Kerala High Court
Commissioner Of Income-Tax vs Chandrika Enterprises on 7 October, 1991
Equivalent citations: [1992]198ITR548(KER)
JUDGMENT K. P. Radhakrishna Menon, J.
1. The Commissioner of Income-tax, Cochin, is before us.
2. The questions referred for our opinion read :
" 1. Whether, on the facts and in the circumstances of the case, the assessee is entitled to registration under the Income-tax Act, 1961 ?
2. Whether, on the facts and in the circumstances of the case, the words 'person' and 'member' occurring in Section 11(2) of the Companies Act, 1956, would include a minor admitted to the benefits of partnership ?
3. Whether, on the facts and in the circumstances of the case, the Income-tax Appellate Tribunal is correct in law in holding that the assessee should be assessed as a registered firm ? "
3. During the relevant years of assessment, except for the year 1975-76, the partnership which is the assessee was having 15 partners and six minors admitted to the benefits of partnership. For the year 1975-76, the partnership consisted of 14 partners and seven minors admitted to the benefits of the partnership.
4. The Income-tax Officer was of the view that the minors admitted to the benefits of the partnership, going by the definition of the word " partner " in the Income-tax Act (vide Section 2(23) Of the Income-tax Act) were also partners and, if that be the position, the partnership must be held to consist of more than twenty persons. Section 11(2) of the Companies Act prohibits the formation of a partnership consisting of more than twenty persons. It cannot, therefore, be said that the application for registration of the partnership is maintainable is the finding of the Income-tax Officer. The Income-tax Officer, accordingly, rejected the application for registration of the partnership. On appeal, the Commissioner of Income-tax (Appeals) reversed the order of the Income-tax Officer entering the finding that the minors admitted to the benefits of the partnership, the definition of partner in Section 2(23) notwithstanding, cannot be treated as partner, and, consequently, held that the finding of the Income-tax Officer that there was no valid partnership was liable to be vacated. Accordingly, the Commissioner of Income-tax (Appeals) allowed the appeal and directed the Income-tax Officer to grant the registration. The Revenue filed a second appeal before the Tribunal. The Revenue reiterated the contention before the Tribunal that a minor admitted to the benefits of partnership is a partner in view of Section 2(23) of the Income-tax Act. The Tribunal, however, was of the view that a minor admitted to the benefits of partnership cannot be treated as a partner and, accordingly, held that the argument of the Revenue cannot be taken cognisance of.

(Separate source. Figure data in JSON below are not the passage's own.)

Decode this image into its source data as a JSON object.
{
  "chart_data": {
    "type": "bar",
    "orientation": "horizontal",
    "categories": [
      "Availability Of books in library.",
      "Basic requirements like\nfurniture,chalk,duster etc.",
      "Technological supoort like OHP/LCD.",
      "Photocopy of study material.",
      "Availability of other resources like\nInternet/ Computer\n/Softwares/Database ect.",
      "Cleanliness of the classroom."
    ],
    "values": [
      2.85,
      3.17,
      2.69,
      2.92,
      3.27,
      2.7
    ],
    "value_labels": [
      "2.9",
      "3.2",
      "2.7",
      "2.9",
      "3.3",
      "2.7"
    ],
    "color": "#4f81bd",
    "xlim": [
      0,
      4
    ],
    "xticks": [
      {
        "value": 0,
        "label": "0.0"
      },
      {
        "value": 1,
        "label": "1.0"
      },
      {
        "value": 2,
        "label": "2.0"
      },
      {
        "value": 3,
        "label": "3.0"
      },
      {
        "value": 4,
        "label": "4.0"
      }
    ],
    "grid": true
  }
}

5. The Revenue, thereupon, moved a petition under Section 256(1) of the Income-tax Act seeking reference of the above questions which, according to the Revenue, arise out of the order of the Tribunal. The Tribunal was of the view that the questions are questions of law arising out of the order of the Tribunal and, accordingly, referred them to this court for being dealt with in accordance with law.

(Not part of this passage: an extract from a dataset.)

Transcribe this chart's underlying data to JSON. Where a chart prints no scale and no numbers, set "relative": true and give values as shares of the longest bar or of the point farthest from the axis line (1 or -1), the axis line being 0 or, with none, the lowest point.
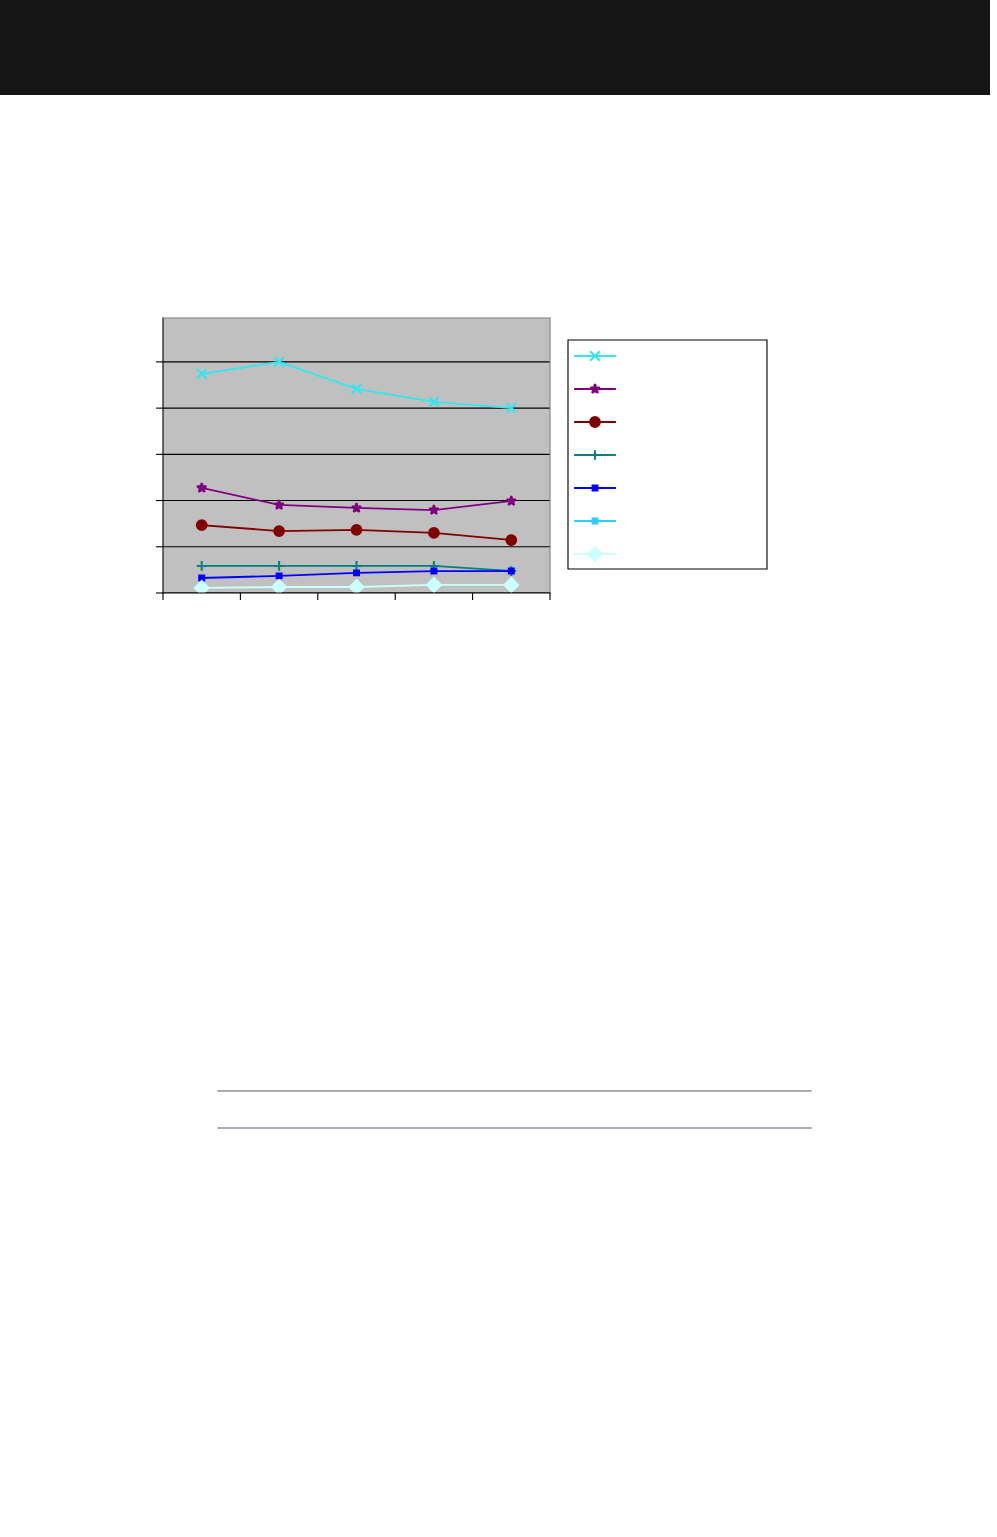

6. The common law principle that a minor, not being competent to enter into a contract, is incapable of becoming a partner, is not altered by the Income-tax Act. On the other hand, that the said principle has been recognised by that Act is clear from the provisions contained in Subsection (3)(a) of Section 184. This sub-section says that the application for registration of a firm shall be signed by all the partners (not being minors) personally. In other words to apply for and obtain the registration under the Income-tax Act, the partners shall sign the application for registration, personally. A reference in this connection to Section 30(1) of the Partnership Act is relevant. This section provides that a minor cannot become a partner although, with the consent of all the partners for the time being, he may be admitted to the benefits of partnership. Any deed of partnership which goes beyond this section cannot, therefore, be regarded as valid for the purposes of registration under the Income-tax Act. The definition section, Section 2(23) of the Income-tax Act, considered in the light of Section 30 of the Partnership Act, cannot be said to mean that, in a given case where a minor has, contrary to law, been admitted as a full partner, the document is to be regarded as valid. What the definition does is to empower the authority concerned to apply to a minor admitted to the benefits of partnership all the provisions of the Income-tax Act. The definition, in other words, is designed to confer equal benefits upon the minor by treating him as a partner. This view expressed by us, is supported by a decision of the Supreme Court in CIT v. Dwarkadas Khetan and Co. [1961] 41 ITR 528. The Allahabad High Court also has taken the same view as is seen from the rulling in CIT v. Bhawani Prasad Girdhari Lal and Co. [1990] 186 ITR 518.
7. The Appellate Tribunal, therefore, is right when it held that the minors who had been admitted to the benefits of the partnership cannot be treated as full-fledged partners. If that be the position, it cannot be said that the partnership which sought registration consists of more than twenty persons.
8. We, accordingly, answer questions Nos. 1 and 3 in the affirmative and in favour of the assessee and the second question in the negative and in favour of the assessee.
9. A copy of the judgment under the seal of this court and the signature of the Registrar will be forwarded to the Income-tax Appellate Tribunal, Cochin Bench.